In a webinar on April 2, the World Health Organisation and the World Food Programme (WFP) said that, as most countries have imposed lockdowns to curb the spread of the virus, it has affected the movement of food.
However, while food systems have continued functioning across borders to support the people affected, WFP regional director for Southern Africa Lola Castro warned that the main challenge in this respect was to maintain market trade, as those affected were generally low-income and food-insecure households.
In highlighting how dire the situation was, Castro noted that about 2.8-million children across Africa got their only meal at school, which have, in most countries, now been discontinued amid the Covid-19 outbreak.
It was for this reason, she said, that the movement of food and availability of food supply and trade were critical, as in their absence, food insecurity could result – not just in South Africa, but across the continent.
The WFP needed more than $400-million in sponsorships to continue buying food to support between 18-million and 20-million people across Africa.
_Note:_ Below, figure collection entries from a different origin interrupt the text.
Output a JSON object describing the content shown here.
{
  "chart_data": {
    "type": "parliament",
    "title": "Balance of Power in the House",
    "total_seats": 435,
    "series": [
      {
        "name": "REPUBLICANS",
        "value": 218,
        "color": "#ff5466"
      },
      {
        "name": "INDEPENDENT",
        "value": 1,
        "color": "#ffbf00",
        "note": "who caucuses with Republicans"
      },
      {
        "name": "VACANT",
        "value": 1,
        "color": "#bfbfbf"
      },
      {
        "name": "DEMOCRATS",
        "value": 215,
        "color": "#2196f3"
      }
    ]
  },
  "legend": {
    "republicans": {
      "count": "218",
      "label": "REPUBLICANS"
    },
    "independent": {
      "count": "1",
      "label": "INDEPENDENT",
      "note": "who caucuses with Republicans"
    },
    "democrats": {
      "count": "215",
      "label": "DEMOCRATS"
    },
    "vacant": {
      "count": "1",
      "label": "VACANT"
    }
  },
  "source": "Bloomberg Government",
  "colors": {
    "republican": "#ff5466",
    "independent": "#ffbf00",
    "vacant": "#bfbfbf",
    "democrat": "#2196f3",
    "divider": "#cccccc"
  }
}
In South Africa especially, the WFP is focused on supporting the most vulnerable, meaning those who are undernourished, are food insecure or have underlying diseases, such as HIV/Aids.
Additionally, WHO regional director for Africa Dr Matshidiso Moeti warned that, while South Africa’s rate of infections had seemingly slowed, it was still too early to call the lockdown a success, as it had only been in place for a week.
Local transmissions have, so far, increased at a much slower rate than initially anticipated, owing to the national lockdown.
But Moeti noted that a backlog in test results could be the reason for this, and warned that, once up to date, South Africa could face a higher number of positive Covid-19 cases.
While lockdowns, physical distancing, quarantine and contact tracing could assist in reducing transmissions, Moeti urged countries to consider the potential economic impact. Should a country that has not done so yet consider imposing a national lockdown, its government should consider mitigation measures for its people at the lowest socioeconomic levels to “not suffer unduly”.
“It is challenging to balance the feasibility of physical distancing,” she lamented. Countries, such as South Africa, often have vulnerable citizens living in communal or small spaces, where distance in housing is minimal.
In this context, she suggested that countries should try whatever they could to achieve physical distancing, especially in the early stages prior to a wider generalised transmission.
This should be accompanied by various types of mitigation measures to ensure the lockdown’s feasibility, which should then be considered within the specific context of each country.
As an example of mitigation measures, Moeti said governments should provide water in areas where water was scarce or water infrastructure was insufficient.